Although he identified the next phase of the decolonial turn as the period of the neoliberal “Washington consensus” and structural adjustment of the late 1970s and 1980s, Ndlovu-Gatsheni mentioned the period only in passing. Most African scholars view this period as a moment of crisis in African studies, he explained, leading Kenyan political scientist Ali Mazuri to famously pose the question: “Who killed the African intellectual?”
Ndlovu-Gatsheni concurred with sociologist Julian Go’s conceptualization of the current postcolonial turn as two or three waves of scholarly ideas (or perhaps two waves and a “tail”). This turn has had a problematic encounter with African studies because it originated in European theories of post-modernism and post-structuralism and was thus critiqued as a “Eurocentric tale,” he remarked.
Yet, said the historian, these theories introduced useful concepts for drilling deeper into decolonization. He pointed to such ideas as the invention of Africa and social construction, together with analyses of power that reach beyond a binary of domination and resistance, a “complexification” of relations between the metropole and the colonies, and notions of entanglements, hybridity and mimicry.
In Ndlovu-Gatsheni’s view, the epistemic task before African studies today involves rethinking how African universities are conceptualized, the curricula they offer, the languages in which they teach, the publishing requirements of faculty (e.g., articles in peer-reviewed international journals published in European languages) and even methodological standards.
“Instead of just relying on theories from somewhere, we need to make sure that we generate the concepts and the theories from Africa,” he said.
Ndlovu-Gatsheni observed that African scholars were returning to the ideas of [Kenyan writer] Ngũgĩ wa Thiong’o. “He was saying [that] we need to calmly and consciously look at what imperialism has been doing to us, to our view of ourselves in the universe.
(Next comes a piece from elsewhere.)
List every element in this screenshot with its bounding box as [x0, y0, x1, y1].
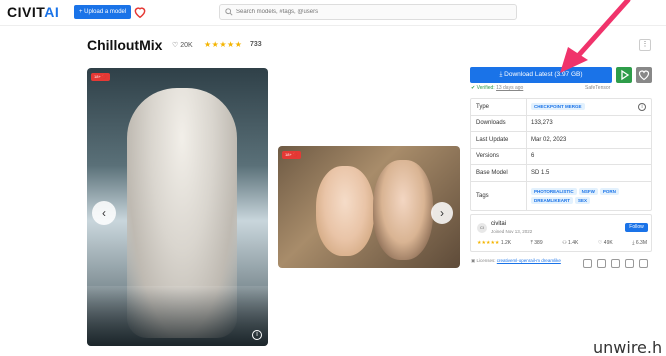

And he went on to say, when we talk about decolonization, we’re talking about the search for a liberating perspective within which to see ourselves clearly in relationship to ourselves and the other selves in the universe.
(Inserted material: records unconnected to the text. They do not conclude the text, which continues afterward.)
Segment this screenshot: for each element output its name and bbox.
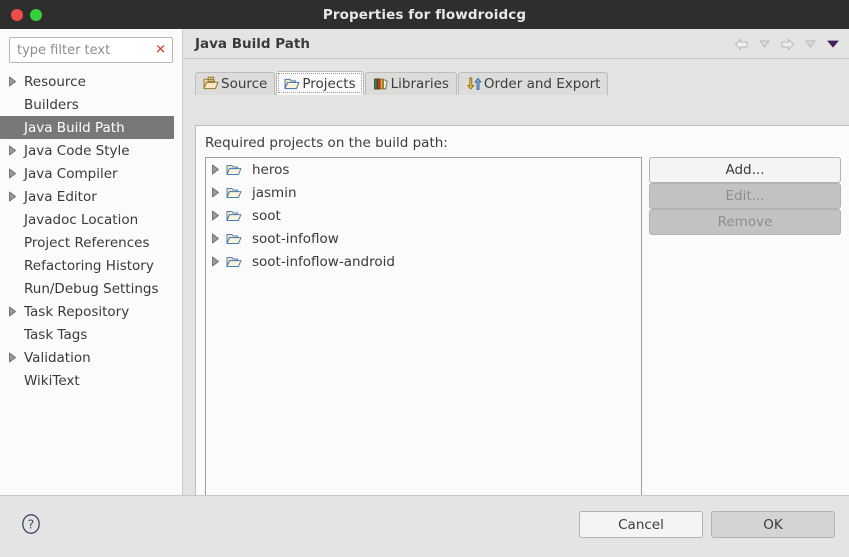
expand-triangle-icon[interactable] <box>8 352 24 363</box>
forward-dropdown-icon[interactable] <box>800 34 820 54</box>
folder-icon <box>226 162 247 178</box>
sidebar-item-label: Javadoc Location <box>24 211 139 228</box>
tab-strip: Source Projects Libraries Order and Export <box>195 71 849 95</box>
forward-arrow-icon[interactable] <box>777 34 797 54</box>
expand-triangle-icon[interactable] <box>211 187 226 198</box>
sidebar-item-label: Run/Debug Settings <box>24 280 159 297</box>
remove-button[interactable]: Remove <box>649 209 841 235</box>
back-dropdown-icon[interactable] <box>754 34 774 54</box>
tab-label: Libraries <box>390 76 449 92</box>
sidebar-item-label: Java Build Path <box>24 119 125 136</box>
source-folder-icon <box>203 76 219 92</box>
sidebar-item-java-code-style[interactable]: Java Code Style <box>0 139 182 162</box>
tab-label: Order and Export <box>483 76 601 92</box>
sidebar-item-java-build-path[interactable]: Java Build Path <box>0 116 174 139</box>
search-input[interactable] <box>10 38 172 62</box>
content-pane: Java Build Path Source Projects Librarie… <box>184 29 849 513</box>
sidebar-item-label: WikiText <box>24 372 80 389</box>
sidebar-item-java-compiler[interactable]: Java Compiler <box>0 162 182 185</box>
sidebar-item-java-editor[interactable]: Java Editor <box>0 185 182 208</box>
list-item[interactable]: soot-infoflow <box>206 227 641 250</box>
expand-triangle-icon[interactable] <box>8 306 24 317</box>
tab-order-and-export[interactable]: Order and Export <box>457 72 609 95</box>
clear-x-icon[interactable]: ✕ <box>155 44 166 57</box>
sidebar-item-validation[interactable]: Validation <box>0 346 182 369</box>
sidebar-item-label: Resource <box>24 73 86 90</box>
dialog-body: ✕ Resource Builders Java Build Path Java Co… <box>0 29 849 513</box>
project-name: jasmin <box>252 184 297 201</box>
sidebar-item-task-tags[interactable]: Task Tags <box>0 323 182 346</box>
required-projects-list[interactable]: heros jasmin soot soot-infoflow soot-infoflo… <box>205 157 642 505</box>
list-item[interactable]: heros <box>206 158 641 181</box>
expand-triangle-icon[interactable] <box>8 168 24 179</box>
ok-button[interactable]: OK <box>711 511 835 538</box>
sidebar-item-label: Java Editor <box>24 188 97 205</box>
back-arrow-icon[interactable] <box>731 34 751 54</box>
list-item[interactable]: soot <box>206 204 641 227</box>
tab-label: Projects <box>302 75 356 92</box>
sidebar-item-label: Task Tags <box>24 326 88 343</box>
help-question-icon[interactable]: ? <box>19 512 43 536</box>
cancel-button[interactable]: Cancel <box>579 511 703 538</box>
expand-triangle-icon[interactable] <box>8 76 24 87</box>
expand-triangle-icon[interactable] <box>211 256 226 267</box>
window-title: Properties for flowdroidcg <box>322 6 527 23</box>
sidebar-item-refactoring-history[interactable]: Refactoring History <box>0 254 182 277</box>
filter-container: ✕ <box>0 29 182 63</box>
sidebar-item-label: Refactoring History <box>24 257 154 274</box>
expand-triangle-icon[interactable] <box>211 164 226 175</box>
page-title: Java Build Path <box>195 35 310 52</box>
project-name: soot <box>252 207 281 224</box>
projects-folder-icon <box>284 76 300 92</box>
folder-icon <box>226 208 247 224</box>
expand-triangle-icon[interactable] <box>211 233 226 244</box>
svg-text:?: ? <box>28 517 35 532</box>
panel-label: Required projects on the build path: <box>205 135 448 151</box>
sidebar-item-label: Task Repository <box>24 303 130 320</box>
sidebar-item-run-debug-settings[interactable]: Run/Debug Settings <box>0 277 182 300</box>
tab-projects[interactable]: Projects <box>276 71 364 95</box>
sidebar-item-builders[interactable]: Builders <box>0 93 182 116</box>
tab-label: Source <box>221 76 268 92</box>
edit-button[interactable]: Edit... <box>649 183 841 209</box>
tab-panel-projects: Required projects on the build path: her… <box>195 125 849 513</box>
list-item[interactable]: jasmin <box>206 181 641 204</box>
sidebar-item-project-references[interactable]: Project References <box>0 231 182 254</box>
add-button[interactable]: Add... <box>649 157 841 183</box>
tab-libraries[interactable]: Libraries <box>364 72 457 95</box>
expand-triangle-icon[interactable] <box>8 191 24 202</box>
expand-triangle-icon[interactable] <box>211 210 226 221</box>
project-name: soot-infoflow <box>252 230 339 247</box>
sidebar-item-resource[interactable]: Resource <box>0 70 182 93</box>
filter-box[interactable]: ✕ <box>9 37 173 63</box>
footer-buttons: Cancel OK <box>579 511 835 538</box>
sidebar-item-javadoc-location[interactable]: Javadoc Location <box>0 208 182 231</box>
sidebar-item-label: Java Code Style <box>24 142 130 159</box>
header-nav <box>731 29 843 59</box>
folder-icon <box>226 231 247 247</box>
tab-source[interactable]: Source <box>195 72 276 95</box>
sidebar-item-label: Java Compiler <box>24 165 118 182</box>
sidebar-item-label: Builders <box>24 96 79 113</box>
libraries-books-icon <box>373 76 389 92</box>
expand-triangle-icon[interactable] <box>8 145 24 156</box>
settings-tree: Resource Builders Java Build Path Java Code… <box>0 70 182 392</box>
project-name: soot-infoflow-android <box>252 253 395 270</box>
sidebar-item-label: Validation <box>24 349 91 366</box>
sidebar-item-label: Project References <box>24 234 150 251</box>
sidebar-item-wikitext[interactable]: WikiText <box>0 369 182 392</box>
sidebar: ✕ Resource Builders Java Build Path Java Co… <box>0 29 183 495</box>
sidebar-item-task-repository[interactable]: Task Repository <box>0 300 182 323</box>
page-header: Java Build Path <box>184 29 849 59</box>
folder-icon <box>226 254 247 270</box>
list-action-buttons: Add... Edit... Remove <box>649 157 849 235</box>
order-export-arrows-icon <box>466 76 482 92</box>
folder-icon <box>226 185 247 201</box>
list-item[interactable]: soot-infoflow-android <box>206 250 641 273</box>
menu-dropdown-icon[interactable] <box>823 34 843 54</box>
project-name: heros <box>252 161 290 178</box>
title-bar: Properties for flowdroidcg <box>0 0 849 29</box>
“[A]ll that we're trying to do is actually to make sure that we produce relevant knowledge. And also [that] we see ourselves clearly in the universe. And the only way you can see yourself clearly in any space where you are standing, [is to] know where you are standing,” commented the historian.
When asked if the decolonial turn necessarily involved issues of gender and the work of women scholars, Ndlovu-Gatsheni responded, “The short answer is that there is no decolonization without de-patronization. Patriarchy was part and parcel of coloniality… there is no way you can turn that upside down without doing deeper, serious work of de-patronizing.”
* Ndlovu-Gatsheni drew explicit links between his concept of “cognitive empire” and similar ideas expressed by other African scholars and writers, such Ngũgĩ wa Thiong’o’s “metaphysical empire” and “colonization of the mind,” V.Y. Mudmbe’s “colonial library,” Robert Gildea’s “empire of the mind,” Ashis Nandy’s “intimate empire/ intimate enemy” and Aníbal Quijano’s “colonality of power” and the work of other Latin American scholars on the coloniality of knowledge.